Couvrant les années de 1928 à 1978, les dessins révèlent des expérimentations saisissantes dans leur forme, leur composition et leur contenu, et témoignent de la versatilité technique et de l’évolution stylistique de Balthus. Ils comprennent des portraits pointillistes, des nus de femmes allongées et des scènes dans les parcs de Paris. Sont également exposés plusieurs caricatures et un paysage, Paysage de Montecalvello (1978), dans lequel les rochers et le feuillage de la campagne italienne sont rendus minutieusement au charbon. Vers la fin de sa vie, quand sa fragilité physique l’empêchait de dessiner, Balthus a commencé à prendre des photos Polaroids, considérant les photographies instantanées comme étant des «croquis» préparatoires de ses peintures. Dans ces images approximatives, la lumière dorée passe à travers la fenêtre, créant un effet de clair-obscur et, un paysage bucolique de montagnes suisses apparaît révélant la dualité entre le rêve et la réalité. Plusieurs de ces Polaroids sont des études pour la peinture Odalisque allongée. Ils représentent le dernier modèle de Balthus, une jeune fille prénommée Anna, qui a posé pour lui tous les mercredis pendant huit ans dans la même pièce du Grand Chalet.

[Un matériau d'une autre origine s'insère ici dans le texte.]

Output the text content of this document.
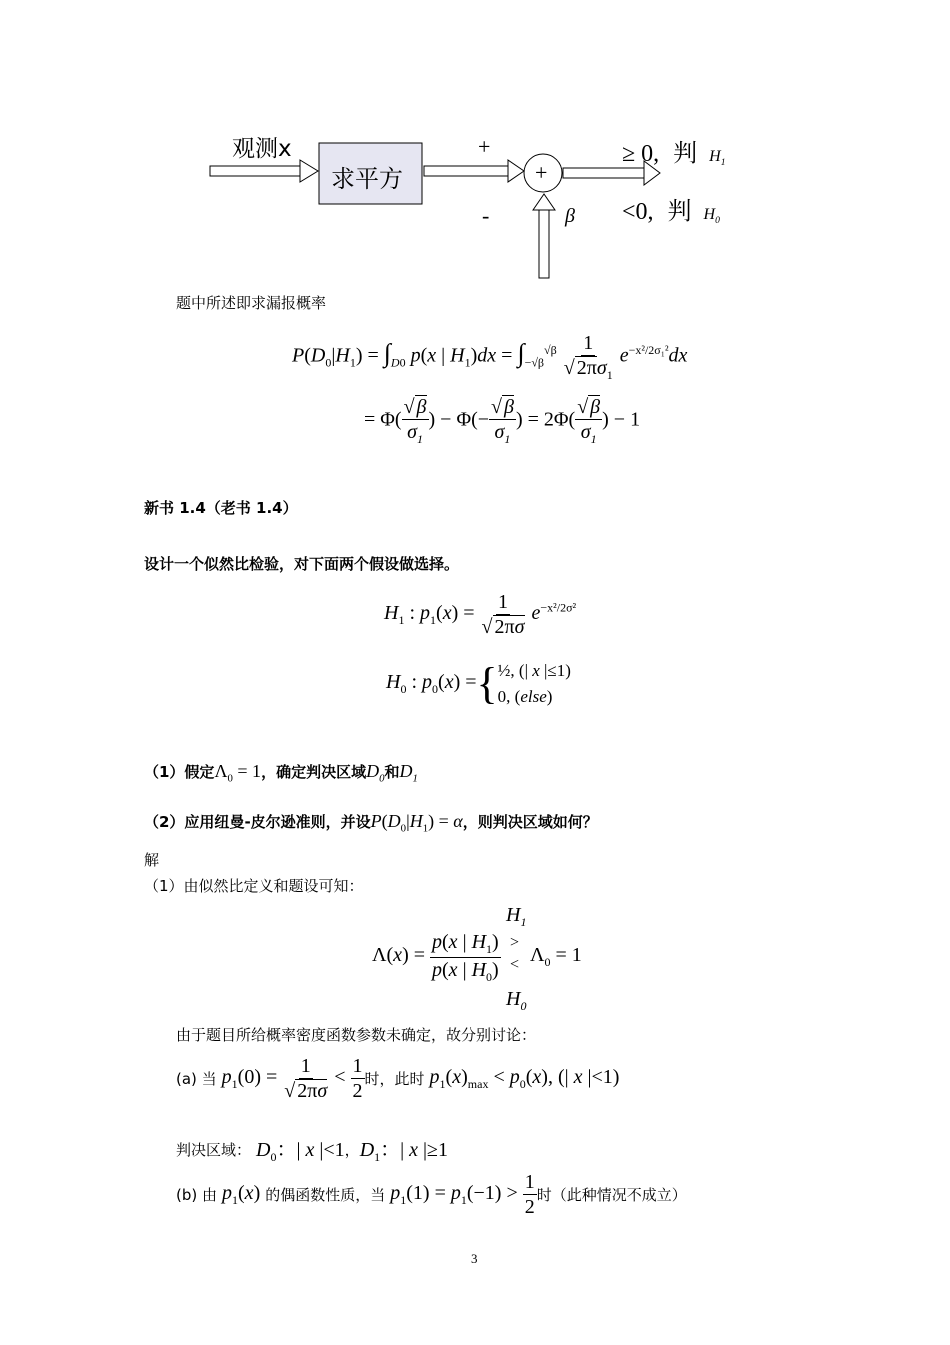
观测x
求平方
+
-
+
β
≥ 0, 判 $H_1$
<0, 判 $H_0$
题中所述即求漏报概率
$P(D_0|H_1) = \int_{D0}$ p(x | $H_1)dx = \int_{-√\beta}^{√\beta} \frac{1}{√ 2\pi\sigma_1} e^{-x^2/2\sigma_1^2}dx$
= $\Phi( \frac{√ \beta}{\sigma_1}$ ) − $\Phi(- \frac{√ \beta}{\sigma_1}$ ) = $2\Phi( \frac{√ \beta}{\sigma_1}$ ) − 1
新书 1.4（老书 1.4）
设计一个似然比检验，对下面两个假设做选择。
$H_1$ : $p_1(x) = \frac{1}{√ 2\pi\sigma} e^{-x^2/2\sigma^2}$
$H_0$ : $p_0(x)$ = { ½, (| x |≤1)
0, (else)
（1）假定$\Lambda_0 = 1$，确定判决区域$D_0$和$D_1$
（2）应用纽曼-皮尔逊准则，并设$P(D_0|H_1) = \alpha$，则判决区域如何？
解
（1）由似然比定义和题设可知：
$H_1$
$\Lambda(x) = \frac{p(x | H_1)}{p(x | H_0)}$ >
< $\Lambda_0 = 1$
$H_0$
由于题目所给概率密度函数参数未确定，故分别讨论：
(a) 当 $p_1(0) = \frac{1}{√ 2\pi\sigma} < \frac{1}{2}$ 时，此时 $p_1(x)_{max} < p_0(x)$, (| x |<1)
判决区域： $D_0$：| x |<1 ， $D_1$：| x |≥1
(b) 由 $p_1(x)$ 的偶函数性质，当 $p_1(1) = p_1(-1) > \frac{1}{2}$ 时（此种情况不成立）
3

Un manuscrit unique d’Antonin Artaud, Faits remontant à 1934—La Misère Peintre (1947), est exposé dans une vitrine du sous-sol. Ecrit à la main et richement illustré en couleurs par l’auteur lui-même, celui-ci réfléchit sur la vie, la mort et l’héritage de Balthus dans une prose poétique emplie de vénération et souvent sibylline.

Balthus (Balthasar Klossowski de Rola) est né à Paris en 1908 et mort en Suisse en 2001. Ses peintures et ses dessins figurent dans les collections des musées du monde entier. Parmi ses expositions publiques, on peut compter les institutions suivantes: Museum of Modern Art, New York (1956); Musée des Arts Décoratifs, Paris (1966); Tate, Londres (1968); la 39e Biennale de Venise (1980); Museum of Contemporary Art, Chicago (1980); Centre Georges Pompidou, Paris (1983–84, puis au Metropolitan Museum of Art, New York); Kyoto Municipal Museum of Art, Japon (1984); Musée cantonal des Beaux-Arts de Lausanne, Suisse (1993); Hong Kong Museum of Art (1995); Palazzo Grassi, Venise (2001); «Balthus – 100e anniversaire», Fondation Pierre Gianadda, Suisse (2008); Tokyo Metropolitan Art Museum (2014, puis au Kyoto Municipal Museum of Art); «Balthus: Cats and Girls—Paintings and Provocations», Metropolitan Museum of Art, New York (2013–14).